What do you think?  Have something to add?  You can click here to jump into the conversation.

My notes on Hybels’ session are the frantic scribbles of one desperate to glean everything possible from a powerful talk. You can find many more quotes in this post by Brian Dodd and this one at

5 Simple Mistakes That Sink Small Group Ministries

15556193740_f18ec95fa6_cFiguring out why small group ministries fail is not complicated. There is a short list of simple mistakes that sink small group ministries.
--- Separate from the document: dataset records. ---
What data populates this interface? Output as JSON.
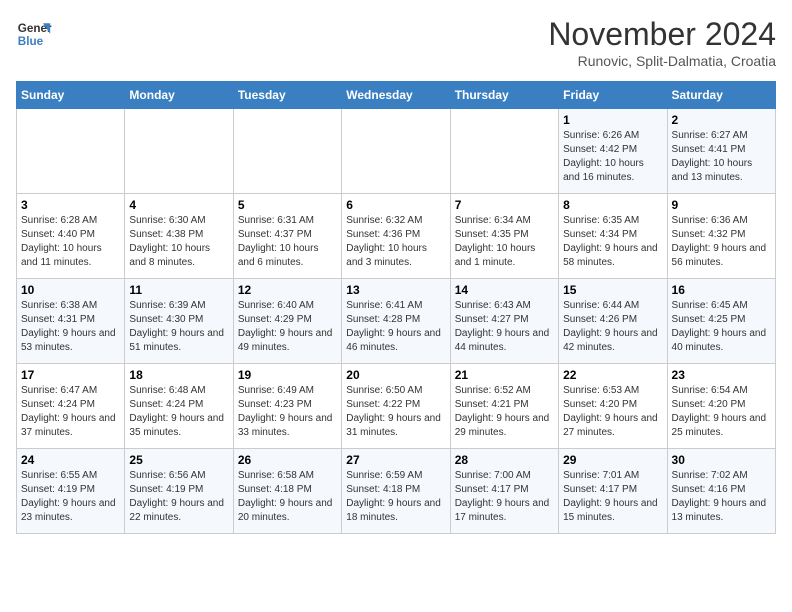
{
  "logo": {
    "line1": "General",
    "line2": "Blue"
  },
  "title": "November 2024",
  "subtitle": "Runovic, Split-Dalmatia, Croatia",
  "weekdays": [
    "Sunday",
    "Monday",
    "Tuesday",
    "Wednesday",
    "Thursday",
    "Friday",
    "Saturday"
  ],
  "weeks": [
    [
      {
        "day": "",
        "info": ""
      },
      {
        "day": "",
        "info": ""
      },
      {
        "day": "",
        "info": ""
      },
      {
        "day": "",
        "info": ""
      },
      {
        "day": "",
        "info": ""
      },
      {
        "day": "1",
        "info": "Sunrise: 6:26 AM\nSunset: 4:42 PM\nDaylight: 10 hours and 16 minutes."
      },
      {
        "day": "2",
        "info": "Sunrise: 6:27 AM\nSunset: 4:41 PM\nDaylight: 10 hours and 13 minutes."
      }
    ],
    [
      {
        "day": "3",
        "info": "Sunrise: 6:28 AM\nSunset: 4:40 PM\nDaylight: 10 hours and 11 minutes."
      },
      {
        "day": "4",
        "info": "Sunrise: 6:30 AM\nSunset: 4:38 PM\nDaylight: 10 hours and 8 minutes."
      },
      {
        "day": "5",
        "info": "Sunrise: 6:31 AM\nSunset: 4:37 PM\nDaylight: 10 hours and 6 minutes."
      },
      {
        "day": "6",
        "info": "Sunrise: 6:32 AM\nSunset: 4:36 PM\nDaylight: 10 hours and 3 minutes."
      },
      {
        "day": "7",
        "info": "Sunrise: 6:34 AM\nSunset: 4:35 PM\nDaylight: 10 hours and 1 minute."
      },
      {
        "day": "8",
        "info": "Sunrise: 6:35 AM\nSunset: 4:34 PM\nDaylight: 9 hours and 58 minutes."
      },
      {
        "day": "9",
        "info": "Sunrise: 6:36 AM\nSunset: 4:32 PM\nDaylight: 9 hours and 56 minutes."
      }
    ],
    [
      {
        "day": "10",
        "info": "Sunrise: 6:38 AM\nSunset: 4:31 PM\nDaylight: 9 hours and 53 minutes."
      },
      {
        "day": "11",
        "info": "Sunrise: 6:39 AM\nSunset: 4:30 PM\nDaylight: 9 hours and 51 minutes."
      },
      {
        "day": "12",
        "info": "Sunrise: 6:40 AM\nSunset: 4:29 PM\nDaylight: 9 hours and 49 minutes."
      },
      {
        "day": "13",
        "info": "Sunrise: 6:41 AM\nSunset: 4:28 PM\nDaylight: 9 hours and 46 minutes."
      },
      {
        "day": "14",
        "info": "Sunrise: 6:43 AM\nSunset: 4:27 PM\nDaylight: 9 hours and 44 minutes."
      },
      {
        "day": "15",
        "info": "Sunrise: 6:44 AM\nSunset: 4:26 PM\nDaylight: 9 hours and 42 minutes."
      },
      {
        "day": "16",
        "info": "Sunrise: 6:45 AM\nSunset: 4:25 PM\nDaylight: 9 hours and 40 minutes."
      }
    ],
    [
      {
        "day": "17",
        "info": "Sunrise: 6:47 AM\nSunset: 4:24 PM\nDaylight: 9 hours and 37 minutes."
      },
      {
        "day": "18",
        "info": "Sunrise: 6:48 AM\nSunset: 4:24 PM\nDaylight: 9 hours and 35 minutes."
      },
      {
        "day": "19",
        "info": "Sunrise: 6:49 AM\nSunset: 4:23 PM\nDaylight: 9 hours and 33 minutes."
      },
      {
        "day": "20",
        "info": "Sunrise: 6:50 AM\nSunset: 4:22 PM\nDaylight: 9 hours and 31 minutes."
      },
      {
        "day": "21",
        "info": "Sunrise: 6:52 AM\nSunset: 4:21 PM\nDaylight: 9 hours and 29 minutes."
      },
      {
        "day": "22",
        "info": "Sunrise: 6:53 AM\nSunset: 4:20 PM\nDaylight: 9 hours and 27 minutes."
      },
      {
        "day": "23",
        "info": "Sunrise: 6:54 AM\nSunset: 4:20 PM\nDaylight: 9 hours and 25 minutes."
      }
    ],
    [
      {
        "day": "24",
        "info": "Sunrise: 6:55 AM\nSunset: 4:19 PM\nDaylight: 9 hours and 23 minutes."
      },
      {
        "day": "25",
        "info": "Sunrise: 6:56 AM\nSunset: 4:19 PM\nDaylight: 9 hours and 22 minutes."
      },
      {
        "day": "26",
        "info": "Sunrise: 6:58 AM\nSunset: 4:18 PM\nDaylight: 9 hours and 20 minutes."
      },
      {
        "day": "27",
        "info": "Sunrise: 6:59 AM\nSunset: 4:18 PM\nDaylight: 9 hours and 18 minutes."
      },
      {
        "day": "28",
        "info": "Sunrise: 7:00 AM\nSunset: 4:17 PM\nDaylight: 9 hours and 17 minutes."
      },
      {
        "day": "29",
        "info": "Sunrise: 7:01 AM\nSunset: 4:17 PM\nDaylight: 9 hours and 15 minutes."
      },
      {
        "day": "30",
        "info": "Sunrise: 7:02 AM\nSunset: 4:16 PM\nDaylight: 9 hours and 13 minutes."
      }
    ]
  ]
}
5 Simple Mistakes that Sink Small Group Ministries

  1. Allowing the senior pastor to delegate the role of small group champion. It may seem logical to delegate the role of small group champion to the small group pastor. After all, why have a small group pastor if not to be the champion? This simple mistake may seem logical, but when this is allowed to happen you announce to everyone that being involved in a small group is an add-on activity. You also fail to take advantage of the most influential voice in the church. See also, Rethinking the Role of the Small Group Pastor and Your Senior Pastor as Small Group Champion Leads to a Church OF Groups.
  2. Adding members to existing groups instead of starting new groups. It seems like the right thing to do, doesn’t it? After all, don’t you have a commitment to help small group leaders succeed? Why shouldn’t you provide a steady stream of new members to existing groups? There are at least two very good reasons. First, prioritizing launching new groups is a key to building a thriving small group ministry. Second, it is actually counter productive to add new members to existing groups. Once a group has been meeting longer than about three months it becomes increasingly more difficult for a new member to break through the nearly impermeable membrane that forms. Only the most brazen extroverts,  experienced party crashers, and friends of current members succeed. Everyone else finds breaking into the clique too difficult. See also, Top 5 Ways to Start New Groups. Lots of New Groups and Critical Decision: Add Members to Existing Groups vs Starting New Groups.
  3. Starting new groups without providing a coach. While building an effective coaching structure is definitely a challenging part of building a thriving small group ministry, providing someone with experience to walk alongside every new leader is an important key to sustaining the new groups you launch. Failing to provide a coach to guide every new leader is a simple mistake that sinks many small group ministries. You can start as many new groups as you’d like, but if you can’t sustain a high percentage of what you start your ministry will not grow. See also, 5 Steps to Sustaining the New Groups You Launch.
  4. Calling everything a small group. In order to invite unconnected people to something more than an opportunity to develop friendships, what you invite them to must be something that provides the essential ingredients of life-change. Unless everything you call a small group provides the essential ingredients of life-change, you will often send unconnected people in the wrong direction, connecting them to programs that detour them from where they need to go. See also, Groups of All Kinds and the Essential Ingredients of Life-Change.
  5. Promoting small groups on an annual basis. If the annual emphasis for small group ministry (alongside the annual emphasis for volunteering, student ministry, children’s ministry, foreign missions, local outreach, etc.) is the only time you talk about or promote the importance of being connected to a group, you will never build a thriving small group ministry. In fact, one of the most important reasons explaining Saddleback and North Point’s success at connecting such high percentages of their adult attendance to groups is that they never stop talking about small groups. See also, Top 10 Reasons Saddleback Has Connected Over 130% in Small Groups.

Recognize any of these mistakes in your own small group ministry?